Three 20-something women trying to figure out what it means to be lay, Catholic, and modern all at once.


December 28, 2009

A Child in Winter, by Caryll Houselander


Only LOVE is incarnate. Goodness is natural because the Divine Child, who submitted himself to the law of his Father's love, has made it so. Christ subjected himself to the law of the seed in the earth, to the law of rest and growth. he was "one of the children of the year," growing through rest, secret in his mother's womb, receiving the warmth of the sun through her, living the life of dependence, helplessness, littleness, darkness, and silence which, by a mystery of the Eternal Law, is the life of natural growth.

Hi life in the womb was measured, like those of all the other children of the year, by a certain destined number of cycles of darkness and light, by the rising and setting of the sun so many times, by the rise and ebb of so many tides, by a certain counted number of beats of his mother's heart.

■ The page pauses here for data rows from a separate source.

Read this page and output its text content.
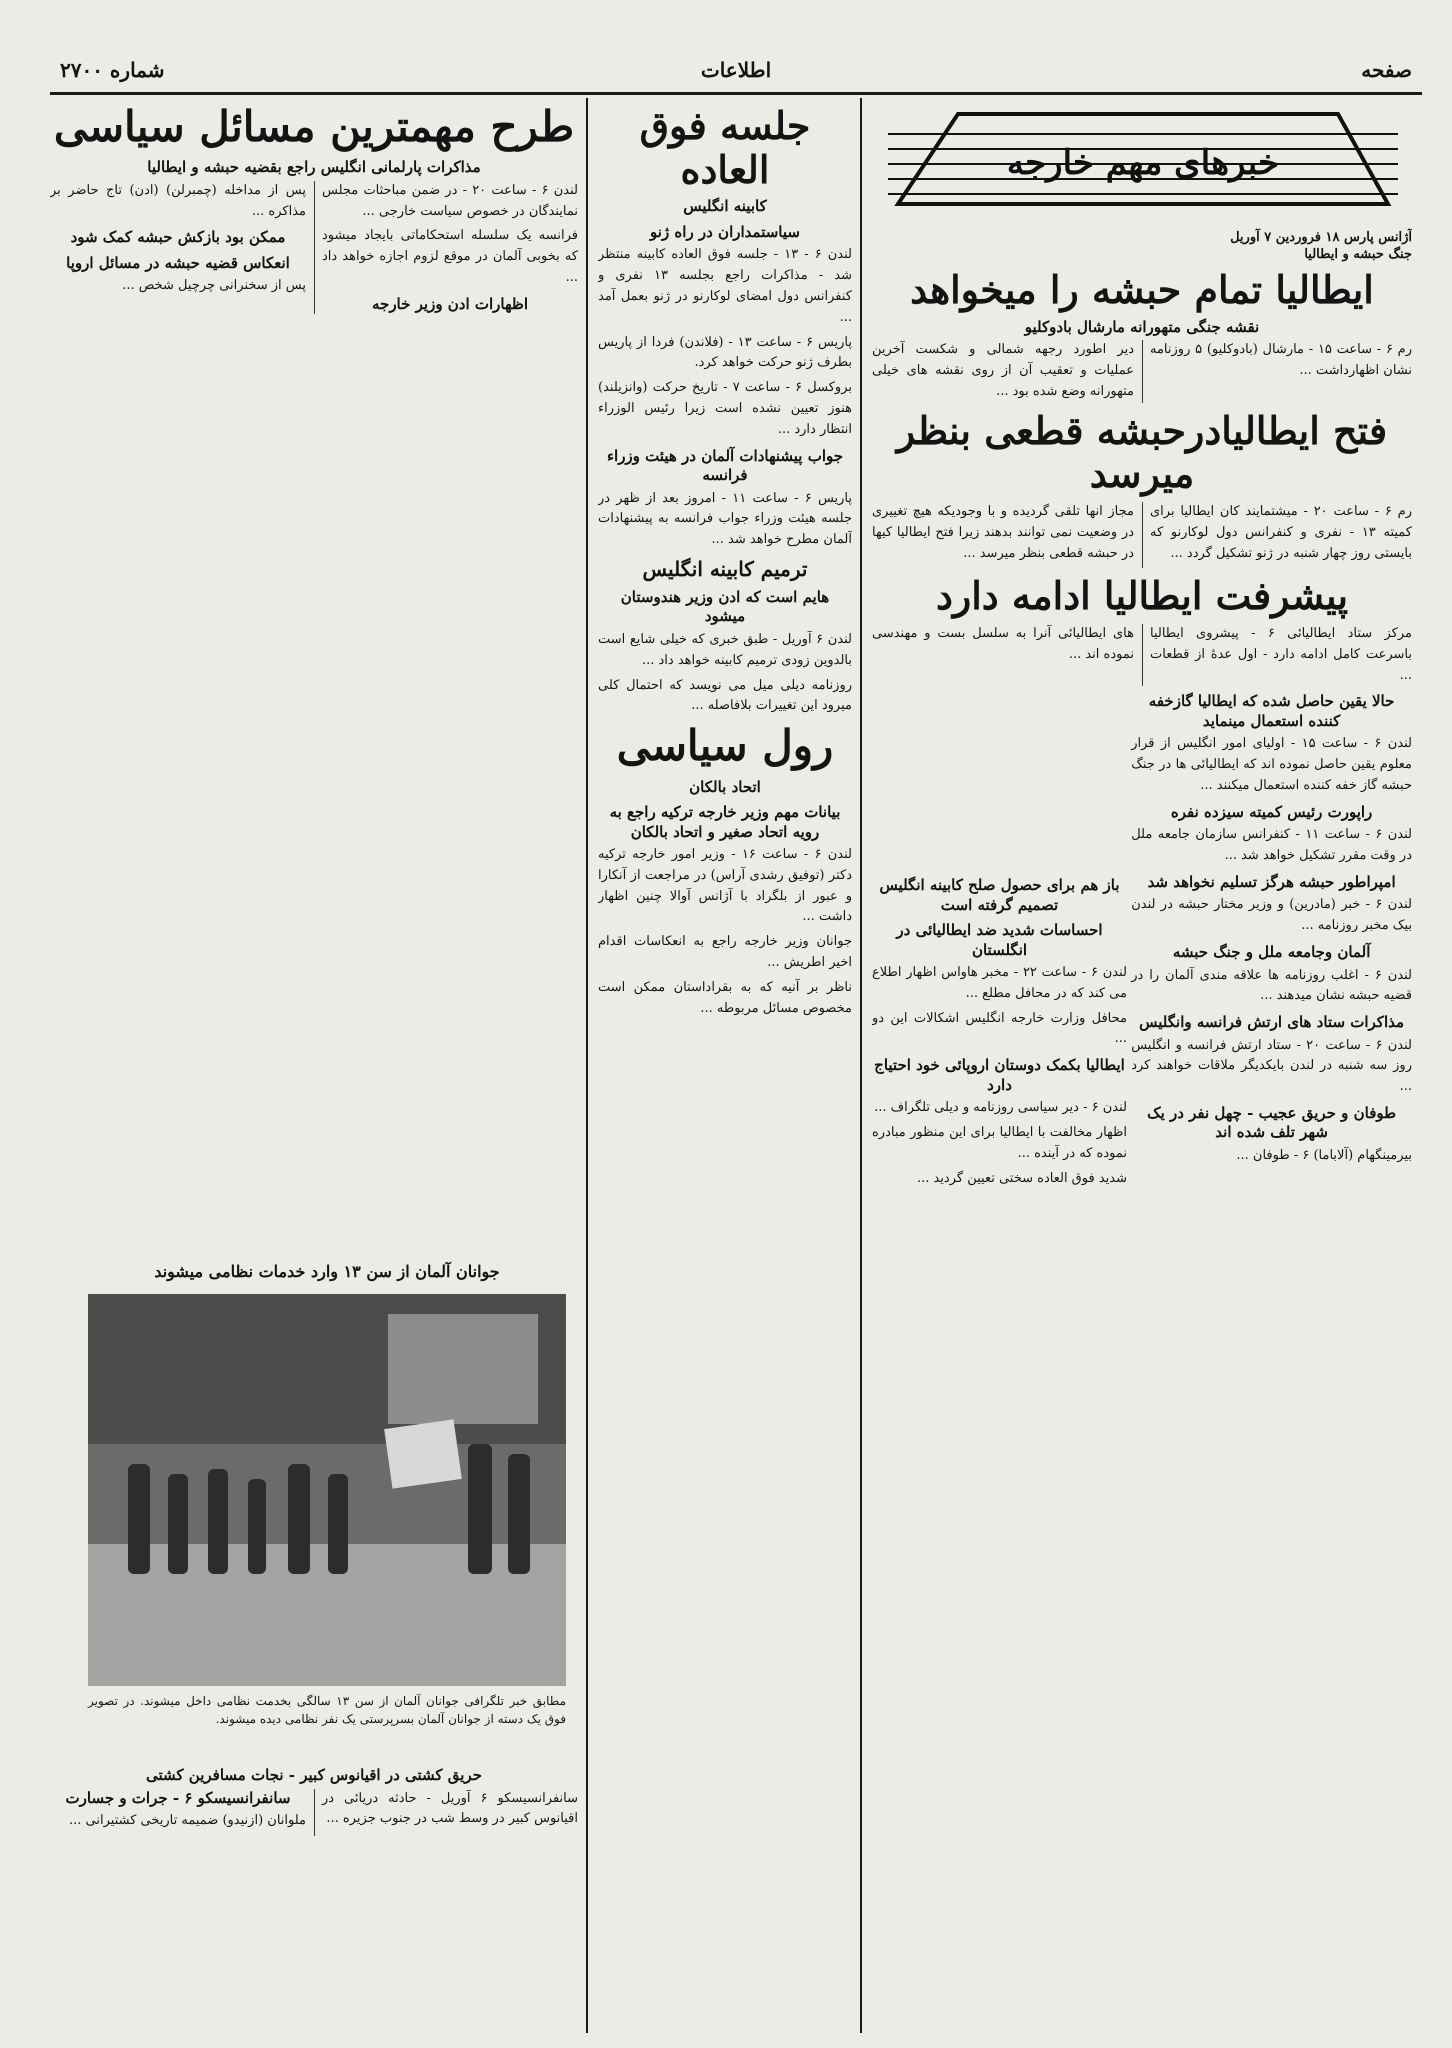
صفحه
اطلاعات
شماره ۲۷۰۰
خبرهای مهم خارجه
آژانس پارس ۱۸ فروردین ۷ آوریل
جنگ حبشه و ایطالیا
ایطالیا تمام حبشه را میخواهد
نقشه جنگی متهورانه مارشال بادوکلیو

رم ۶ - ساعت ۱۵ - مارشال (بادوکلیو) ۵ روزنامه نشان اظهارداشت ...

دیر اطورد رجهه شمالی و شکست آخرین عملیات و تعقیب آن از روی نقشه های خیلی متهورانه وضع شده بود ...

فتح ایطالیادرحبشه قطعی بنظر میرسد

رم ۶ - ساعت ۲۰ - میشتمایند کان ایطالیا برای کمیته ۱۳ - نفری و کنفرانس دول لوکارنو که بایستی روز چهار شنبه در ژنو تشکیل گردد ...

مجاز انها تلقی گردیده و با وجودیکه هیچ تغییری در وضعیت نمی توانند بدهند زیرا فتح ایطالیا کیها در حبشه قطعی بنظر میرسد ...

پیشرفت ایطالیا ادامه دارد

مرکز ستاد ایطالیائی ۶ - پیشروی ایطالیا باسرعت کامل ادامه دارد - اول عدۀ از قطعات ...

های ایطالیائی آنرا به سلسل بست و مهندسی نموده اند ...

حالا یقین حاصل شده که ایطالیا گازخفه کننده استعمال مینماید

لندن ۶ - ساعت ۱۵ - اولیای امور انگلیس از قرار معلوم یقین حاصل نموده اند که ایطالیائی ها در جنگ حبشه گاز خفه کننده استعمال میکنند ...

راپورت رئیس کمیته سیزده نفره

لندن ۶ - ساعت ۱۱ - کنفرانس سازمان جامعه ملل در وقت مقرر تشکیل خواهد شد ...

امپراطور حبشه هرگز تسلیم نخواهد شد

لندن ۶ - خبر (مادرین) و وزیر مختار حبشه در لندن بیک مخبر روزنامه ...

آلمان وجامعه ملل و جنگ حبشه

لندن ۶ - اغلب روزنامه ها علاقه مندی آلمان را در قضیه حبشه نشان میدهند ...

مذاکرات ستاد های ارتش فرانسه وانگلیس

لندن ۶ - ساعت ۲۰ - ستاد ارتش فرانسه و انگلیس روز سه شنبه در لندن بایکدیگر ملاقات خواهند کرد ...

طوفان و حریق عجیب - چهل نفر در یک شهر تلف شده اند

بیرمینگهام (آلاباما) ۶ - طوفان ...

جلسه فوق العاده
کابینه انگلیس
سیاستمداران در راه ژنو

لندن ۶ - ۱۳ - جلسه فوق العاده کابینه منتظر شد - مذاکرات راجع بجلسه ۱۳ نفری و کنفرانس دول امضای لوکارنو در ژنو بعمل آمد ...

پاریس ۶ - ساعت ۱۳ - (فلاندن) فردا از پاریس بطرف ژنو حرکت خواهد کرد.

بروکسل ۶ - ساعت ۷ - تاریخ حرکت (وانزیلند) هنوز تعیین نشده است زیرا رئیس الوزراء انتظار دارد ...

جواب پیشنهادات آلمان در هیئت وزراء فرانسه

پاریس ۶ - ساعت ۱۱ - امروز بعد از ظهر در جلسه هیئت وزراء جواب فرانسه به پیشنهادات آلمان مطرح خواهد شد ...

ترمیم کابینه انگلیس
هایم است که ادن وزیر هندوستان میشود

لندن ۶ آوریل - طبق خبری که خیلی شایع است بالدوین زودی ترمیم کابینه خواهد داد ...

روزنامه دیلی میل می نویسد که احتمال کلی میرود این تغییرات بلافاصله ...

رول سیاسی
اتحاد بالکان
بیانات مهم وزیر خارجه ترکیه راجع به رویه اتحاد صغیر و اتحاد بالکان

لندن ۶ - ساعت ۱۶ - وزیر امور خارجه ترکیه دکتر (توفیق رشدی آراس) در مراجعت از آنکارا و عبور از بلگراد با آژانس آوالا چنین اظهار داشت ...

جوانان وزیر خارجه راجع به انعکاسات اقدام اخیر اطریش ...

ناظر بر آنیه که به بقراداستان ممکن است مخصوص مسائل مربوطه ...

طرح مهمترین مسائل سیاسی
مذاکرات پارلمانی انگلیس راجع بقضیه حبشه و ایطالیا

لندن ۶ - ساعت ۲۰ - در ضمن مباحثات مجلس نمایندگان در خصوص سیاست خارجی ...

فرانسه یک سلسله استحکاماتی بایجاد میشود که بخوبی آلمان در موقع لزوم اجازه خواهد داد ...

اظهارات ادن وزیر خارجه

پس از مداخله (چمبرلن) (ادن) تاج حاضر بر مذاکره ...

ممکن بود بازکش حبشه کمک شود
انعکاس قضیه حبشه در مسائل اروپا

پس از سخنرانی چرچیل شخص ...

جوانان آلمان از سن ۱۳ وارد خدمات نظامی میشوند
مطابق خبر تلگرافی جوانان آلمان از سن ۱۳ سالگی بخدمت نظامی داخل میشوند. در تصویر فوق یک دسته از جوانان آلمان بسرپرستی یک نفر نظامی دیده میشوند.
حریق کشتی در اقیانوس کبیر - نجات مسافرین کشتی

سانفرانسیسکو ۶ آوریل - حادثه دریائی در اقیانوس کبیر در وسط شب در جنوب جزیره ...

سانفرانسیسکو ۶ - جرات و جسارت

ملوانان (ازنیدو) ضمیمه تاریخی کشتیرانی ...

باز هم برای حصول صلح کابینه انگلیس تصمیم گرفته است
احساسات شدید ضد ایطالیائی در انگلستان

لندن ۶ - ساعت ۲۲ - مخبر هاواس اظهار اطلاع می کند که در محافل مطلع ...

محافل وزارت خارجه انگلیس اشکالات این دو ...

ایطالیا بکمک دوستان اروپائی خود احتیاج دارد

لندن ۶ - دیر سیاسی روزنامه و دیلی تلگراف ...

اظهار مخالفت با ایطالیا برای این منظور مبادره نموده که در آینده ...

شدید فوق العاده سختی تعیین گردید ...
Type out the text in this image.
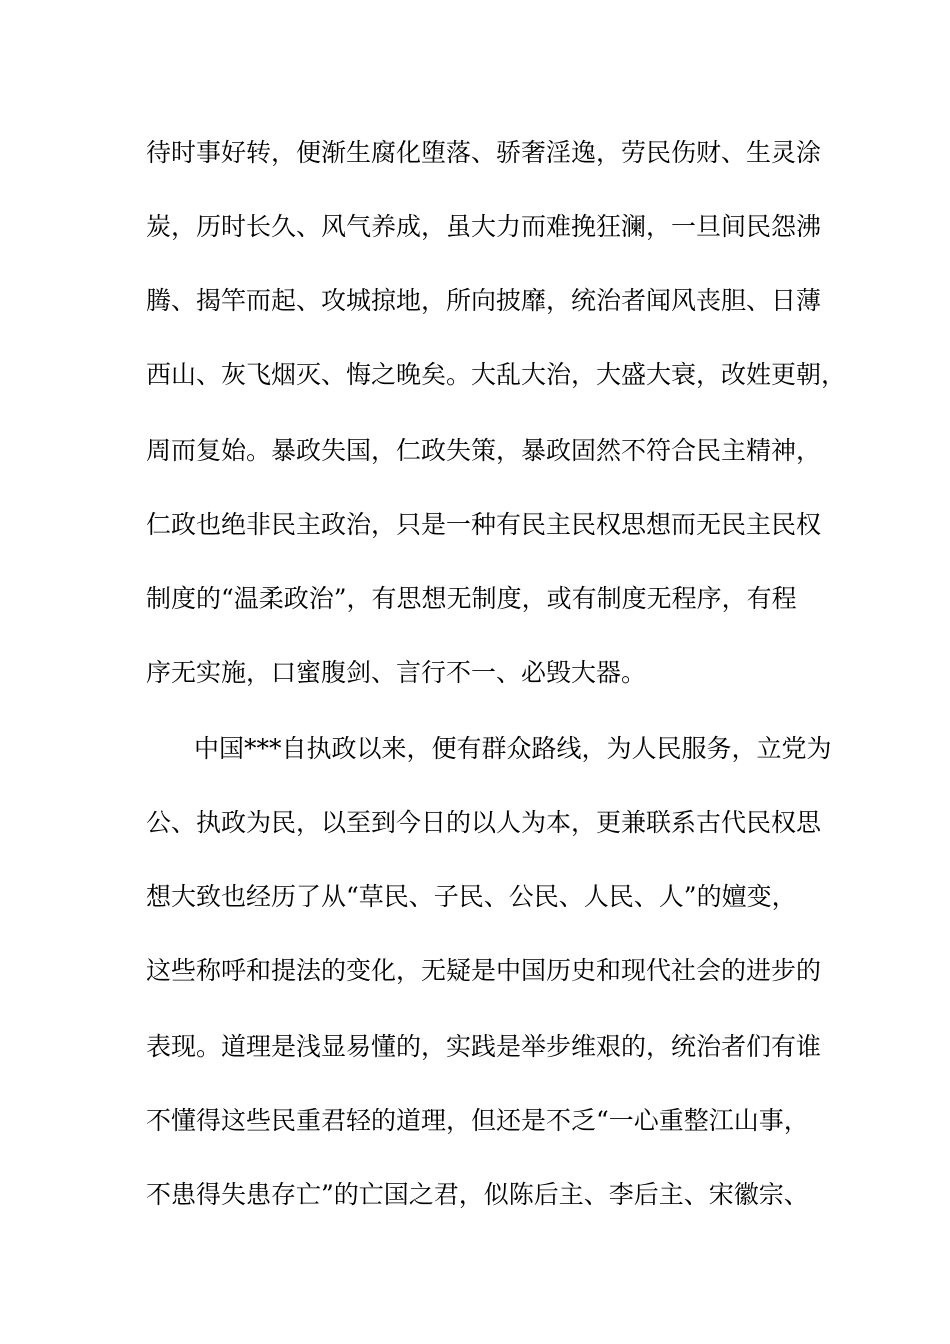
待时事好转，便渐生腐化堕落、骄奢淫逸，劳民伤财、生灵涂
炭，历时长久、风气养成，虽大力而难挽狂澜，一旦间民怨沸
腾、揭竿而起、攻城掠地，所向披靡，统治者闻风丧胆、日薄
西山、灰飞烟灭、悔之晚矣。大乱大治，大盛大衰，改姓更朝，
周而复始。暴政失国，仁政失策，暴政固然不符合民主精神，
仁政也绝非民主政治，只是一种有民主民权思想而无民主民权
制度的“温柔政治”，有思想无制度，或有制度无程序，有程
序无实施，口蜜腹剑、言行不一、必毁大器。
中国***自执政以来，便有群众路线，为人民服务，立党为
公、执政为民，以至到今日的以人为本，更兼联系古代民权思
想大致也经历了从“草民、子民、公民、人民、人”的嬗变，
这些称呼和提法的变化，无疑是中国历史和现代社会的进步的
表现。道理是浅显易懂的，实践是举步维艰的，统治者们有谁
不懂得这些民重君轻的道理，但还是不乏“一心重整江山事，
不患得失患存亡”的亡国之君，似陈后主、李后主、宋徽宗、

Who can think of the mystery of the snowflake, its loveliness, both secret and manifest, its gentleness, the moving lightness of its touch, the humility of its coming, and not think of the birth of the Infant Christ?
--From A Child in Winter: Advent, Christmas, and Epiphany with Caryll Houselander

Do you ladies know of the great 20th century English mystic Caryll Houselander? You should. Her work is stunning, powerful, and I'd gladly say, some of the most important spiritual writing of the 20th century (yet few people know her). My mother always had a long line of her books, but I only recently cracked open A Child in Winter, a beautifully edited collection of meditations for Advent, Christmas, and the feasts within the octave of Christmas. Accessible yet profound, modern and timeless, I highly recommend her writings. (The meditation above was taken from her Christmas Morning meditation. Below is her meditation for todays feast of the Holy Innocents, one of my favorite of the year.)

Baptized in blood, those little children were among the first comers to heaven. Fittingly they, with their tinyKing, are the founders of the Kingdom of Children. We celebrate their feast with joy; it is the most lyrical in the year. They reach down their small hands of to comfort every father or mother bereaver of a child. They are the first who have proved that the Passion of Christ can be lived in a tiny span by little ones...The tears that dried on their faces two thousand years ago in Jerusalem had the redeeming power of Christ's tears today. Each one of those infants is the first Christ Child of the Incarnation, the first of the first generation to call the Mother of God blessed.

1 comment:

Julian said...

I studied mysticism in graduate school and had NO idea about her. Maybe because she is British :)

I can't wait to get a hold of her writings. Today's feast is incredibly powerful, and I love idea of living the Passion in such a tiny life span. Thank you, Agatha!